Patrick Bernatchez’s artistic practice is built around production cycles whose works are always in close dialogue. His multidisciplinary practice includes drawing, printmaking, painting, photography, film, installation and sound. In September 2014, his work was the subject of a major exhibition at the Casino Luxembourg, mounted in collaboration with the Musée d’art contemporain de Montréal, which presented the exhibition afterwards. His work has also been exhibited in The Netherlands, France, the United States and Canada. Patrick Bernatchez lives and works in Montreal.
Artwork description
To mark Dazibao’s thirty-fifth anniversary, two new satellite works are being installed in Montreal! On the façades of Café Cherrier and Bonsecours Market, which have previously been the site of works by Jennifer Campbell, Manon de Pauw, Thomas Kneubühler and David Tomas, you will have the pleasure of discovering two works by Patrick Bernatchez.

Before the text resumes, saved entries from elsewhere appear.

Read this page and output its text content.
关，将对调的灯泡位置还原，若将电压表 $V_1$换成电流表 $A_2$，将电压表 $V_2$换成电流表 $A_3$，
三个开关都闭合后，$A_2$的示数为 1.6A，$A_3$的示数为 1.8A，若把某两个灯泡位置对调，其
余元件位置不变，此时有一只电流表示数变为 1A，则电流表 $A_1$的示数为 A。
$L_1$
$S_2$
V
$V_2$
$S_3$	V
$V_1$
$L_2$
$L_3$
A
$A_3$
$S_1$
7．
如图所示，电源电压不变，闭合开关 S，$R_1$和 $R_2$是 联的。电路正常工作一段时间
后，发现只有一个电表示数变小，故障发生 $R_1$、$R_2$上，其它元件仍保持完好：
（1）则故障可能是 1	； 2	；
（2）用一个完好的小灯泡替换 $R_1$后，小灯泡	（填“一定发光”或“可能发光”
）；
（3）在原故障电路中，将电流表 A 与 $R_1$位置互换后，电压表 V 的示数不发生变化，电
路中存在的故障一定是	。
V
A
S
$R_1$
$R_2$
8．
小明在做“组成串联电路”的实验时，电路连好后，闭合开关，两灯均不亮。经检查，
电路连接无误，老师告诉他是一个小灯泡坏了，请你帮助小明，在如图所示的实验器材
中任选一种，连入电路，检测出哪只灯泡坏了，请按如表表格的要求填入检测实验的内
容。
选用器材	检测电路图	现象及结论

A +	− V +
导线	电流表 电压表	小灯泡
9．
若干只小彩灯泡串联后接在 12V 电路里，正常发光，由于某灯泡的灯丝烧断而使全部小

Inspired by the dystopian novel 1984, Bernatchez’s new project addresses questions around individual freedoms, collective memory, language and power.

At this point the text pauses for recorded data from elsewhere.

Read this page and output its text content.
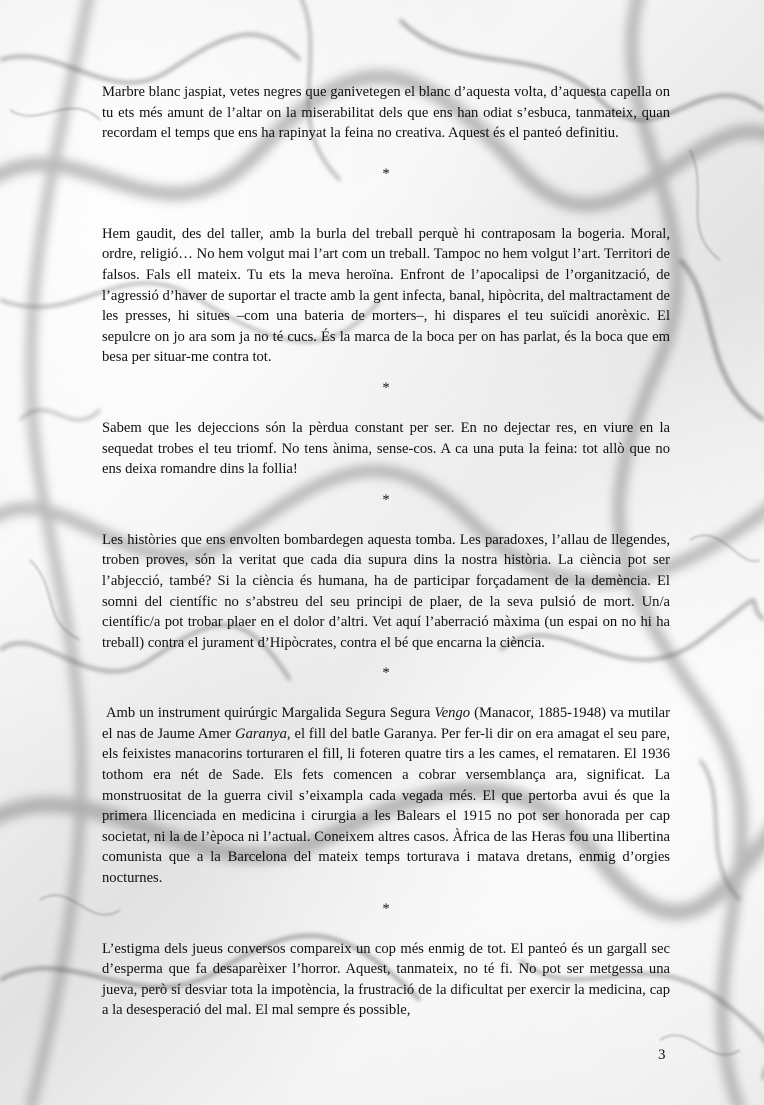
Marbre blanc jaspiat, vetes negres que ganivetegen el blanc d’aquesta volta, d’aquesta capella on tu ets més amunt de l’altar on la miserabilitat dels que ens han odiat s’esbuca, tanmateix, quan recordam el temps que ens ha rapinyat la feina no creativa. Aquest és el panteó definitiu.

*

Hem gaudit, des del taller, amb la burla del treball perquè hi contraposam la bogeria. Moral, ordre, religió… No hem volgut mai l’art com un treball. Tampoc no hem volgut l’art. Territori de falsos. Fals ell mateix. Tu ets la meva heroïna. Enfront de l’apocalipsi de l’organització, de l’agressió d’haver de suportar el tracte amb la gent infecta, banal, hipòcrita, del maltractament de les presses, hi situes –com una bateria de morters–, hi dispares el teu suïcidi anorèxic. El sepulcre on jo ara som ja no té cucs. És la marca de la boca per on has parlat, és la boca que em besa per situar-me contra tot.

*

Sabem que les dejeccions són la pèrdua constant per ser. En no dejectar res, en viure en la sequedat trobes el teu triomf. No tens ànima, sense-cos. A ca una puta la feina: tot allò que no ens deixa romandre dins la follia!

*

Les històries que ens envolten bombardegen aquesta tomba. Les paradoxes, l’allau de llegendes, troben proves, són la veritat que cada dia supura dins la nostra història. La ciència pot ser l’abjecció, també? Si la ciència és humana, ha de participar forçadament de la demència. El somni del científic no s’abstreu del seu principi de plaer, de la seva pulsió de mort. Un/a científic/a pot trobar plaer en el dolor d’altri. Vet aquí l’aberració màxima (un espai on no hi ha treball) contra el jurament d’Hipòcrates, contra el bé que encarna la ciència.

*

Amb un instrument quirúrgic Margalida Segura Segura Vengo (Manacor, 1885-1948) va mutilar el nas de Jaume Amer Garanya, el fill del batle Garanya. Per fer-li dir on era amagat el seu pare, els feixistes manacorins torturaren el fill, li foteren quatre tirs a les cames, el remataren. El 1936 tothom era nét de Sade. Els fets comencen a cobrar versemblança ara, significat. La monstruositat de la guerra civil s’eixampla cada vegada més. El que pertorba avui és que la primera llicenciada en medicina i cirurgia a les Balears el 1915 no pot ser honorada per cap societat, ni la de l’època ni l’actual. Coneixem altres casos. Àfrica de las Heras fou una llibertina comunista que a la Barcelona del mateix temps torturava i matava dretans, enmig d’orgies nocturnes.

*

L’estigma dels jueus conversos compareix un cop més enmig de tot. El panteó és un gargall sec d’esperma que fa desaparèixer l’horror. Aquest, tanmateix, no té fi. No pot ser metgessa una jueva, però sí desviar tota la impotència, la frustració de la dificultat per exercir la medicina, cap a la desesperació del mal. El mal sempre és possible,

3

George Orwell’s famous novel 1984 was published in 1949, thirty-five years before the year 1984. Thirty-five years is also what separates us now from the year 1980 – when Dazibao was founded – and the year 2050, date of the final victory of Orwell’s totalitarian regime over a civilisation deprived of the means to conceive its own freedom. These temporal pirouettes, from fiction to reality, were the starting point for Patrick Bernatchez’s project, taking his inspiration from distances of thirty-five years from the present, forwards into the future and backwards into the past.

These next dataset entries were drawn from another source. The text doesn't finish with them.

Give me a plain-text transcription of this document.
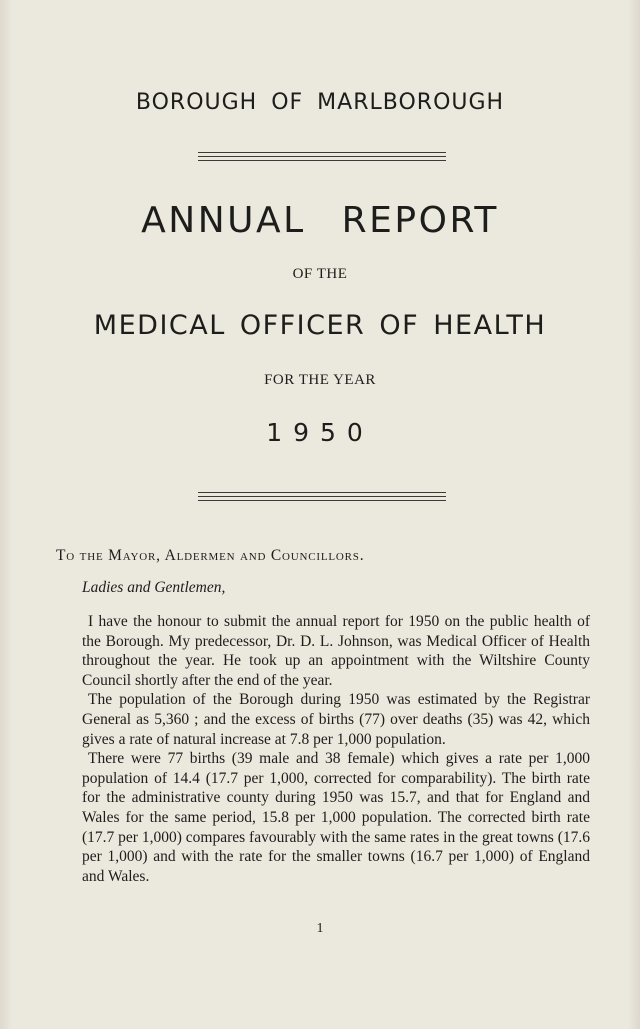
BOROUGH OF MARLBOROUGH
ANNUAL REPORT
OF THE
MEDICAL OFFICER OF HEALTH
FOR THE YEAR
1950
To the Mayor, Aldermen and Councillors.
Ladies and Gentlemen,

I have the honour to submit the annual report for 1950 on the public health of the Borough. My predecessor, Dr. D. L. Johnson, was Medical Officer of Health throughout the year. He took up an appointment with the Wiltshire County Council shortly after the end of the year.

The population of the Borough during 1950 was estimated by the Registrar General as 5,360 ; and the excess of births (77) over deaths (35) was 42, which gives a rate of natural increase at 7.8 per 1,000 population.

There were 77 births (39 male and 38 female) which gives a rate per 1,000 population of 14.4 (17.7 per 1,000, corrected for comparability). The birth rate for the administrative county during 1950 was 15.7, and that for England and Wales for the same period, 15.8 per 1,000 population. The corrected birth rate (17.7 per 1,000) compares favourably with the same rates in the great towns (17.6 per 1,000) and with the rate for the smaller towns (16.7 per 1,000) of England and Wales.

1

In reference to Newspeak, the language dreamt up by Orwell whose bare-bones quality was intended to prevent all critical reflection, Bernatchez has chosen a brief, four-letter sample: “tu es” (“thou art”). In the novel, this succinct command refers to the complete control that the regime exercises over the lives of its citizens. Out of context, hanging over the passer-by from the façade of Bonsecours Market, the assertion “thou art” inevitably takes on a social and political character.
On the façade of Café Cherrier, Bernatchez has created an image showing his own enlarged iris, photographed with an ophthalmological device. This coloured, predominating iris is a direct allusion to 1984 and to the daily surveillance to which we are all subjected as we go about our affairs, in both physical and virtual spaces.